Landmines can be a deadly and costly obstacle to humanitarian access in conflict zones, a single explosive device containing the potential not just to maim or kill an individual but to block the delivery of food or medicine to an entire population. That’s why locating mines is “a very relevant competence, very much tied to operations,” explains Erik Tollefsen, a former bomb disposal officer and the head of the ICRC’s Weapon Contamination Unit (WEC).
Thermal imaging cameras that can detect different heat signatures between an object and its surroundings have been around for years, but only recently have they dropped in price and shrunk to the size of a palm-held GoPro. That miniaturization of price and product has opened up new possibilities.
“Using innovative techniques to detect something,” is how geologist and ICRC consultant Martin Jebens describes a non-linear career path that has taken him from mineral exploration near the Arctic Circle to clearing a World War II minefield on Denmark’s Skallingen Peninsula and then onto testing cutting-edge landmine-hunting infra-red drones.

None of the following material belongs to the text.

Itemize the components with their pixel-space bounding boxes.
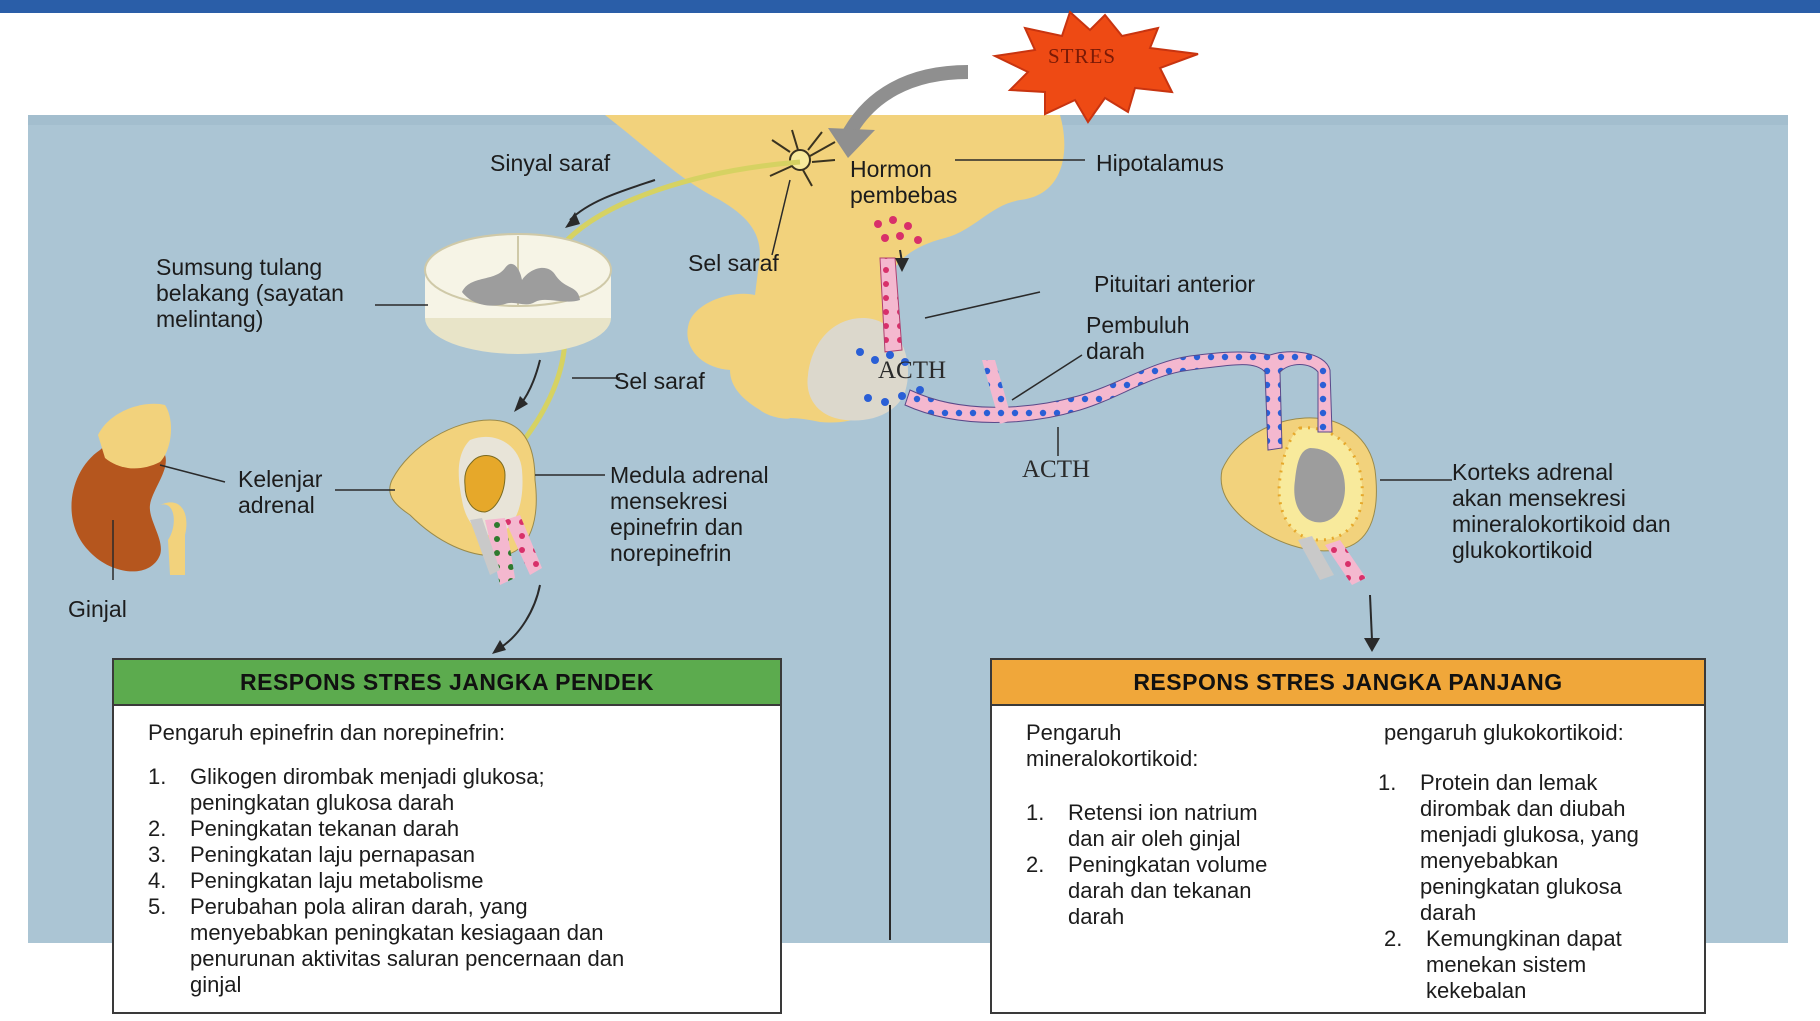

It was Jebens’ experience in the territorially complex 186-hectare Skallingen minefield a decade ago that informed his understanding of a ‘no one-size-fits-all’ approach to mine clearance. Thousands of mines were buried among the shifting sand dunes, drifting beaches and salt marshes. The dynamic and varied terrain demanded “a diverse kind of clearance, targeting the real needs in different areas.”
Working in a protected nature reserve also taught Jebens the importance of a less invasive approach to mine clearance, one in which the environment is left as intact as possible: the antithesis of driving a mine flail across a field and blowing stuff up.
His own experience in conflict zones led Tollefsen to a similar conclusion about the need for new, bespoke ways of doing things. “If the objective is to provide food assistance to a population, then it’s not about how many mines you clear, it’s all about getting the trucks through to feed the people,” he says, “We’re more like enablers… providing access,” he says. Not every case of weapon contamination has to become “a million-dollar demining project”.
Flying at an altitude of around 10 meters or lower, the GPS-enabled thermal camera captures differential heat signals at or just below the surface of the ground and pinpoint the anomaly. Perhaps it is a landmine, warmed by the sun’s heat and cooling faster than the soil in which it lies, or perhaps it is just a piece of harmless scrap.
That is where Tokyo’s Waseda University comes in, and Hideyuki Sawada, a professor of applied physics in the university’s School of Advanced Science and Engineering. Since 2018, the ICRC and Waseda have worked to expand their collaboration beyond seminars on international humanitarian law (IHL), explains Mamiko Tomita, Waseda Program Officer in Tokyo. While Thermal imaging for landmine detection is the first joint project, new ways of partnering is a guiding principle for the ICRC’s innovation work.
“Recent AI (Artificial Intelligence) technologies will surely contribute to the automatic recognition of different types of weapons. These techs will be applied to the thermal images”, says Sawada. Thousands of images of mines and other munitions, captured by the infrared camera will be fed into a machine learning program to improve the speed and accuracy of identification. “We can train the machine to recognize patterns so that we improve the probability of detection, and at the same time reduce the false alarm rate,” says Tollefsen.
The team have seen positive results so far and are already thinking about the next step: manufacturing. “We can make a technology that is cheap, easily-accessible and solves a humanitarian problem,” says Tollefsen of the prototype hacked together for a few thousand dollars, so the next step will be getting a device to market.
Already discussions are underway with three Japanese companies – NEC, Terra Drone, and Sora Technology – with the aim of making an affordable product available to all humanitarian organizations who see an application, perhaps even beyond weapon contamination.
Thinking aloud, Tollefsen and Jebens enthused about the possibilities; everything from locating graves, to surveying refugee populations to determine their access to heating and cooking facilities or identifying one broken solar cell among an array of panels. “We have this new technology but are only beginning to understand how we can use it,” says Tollefsen.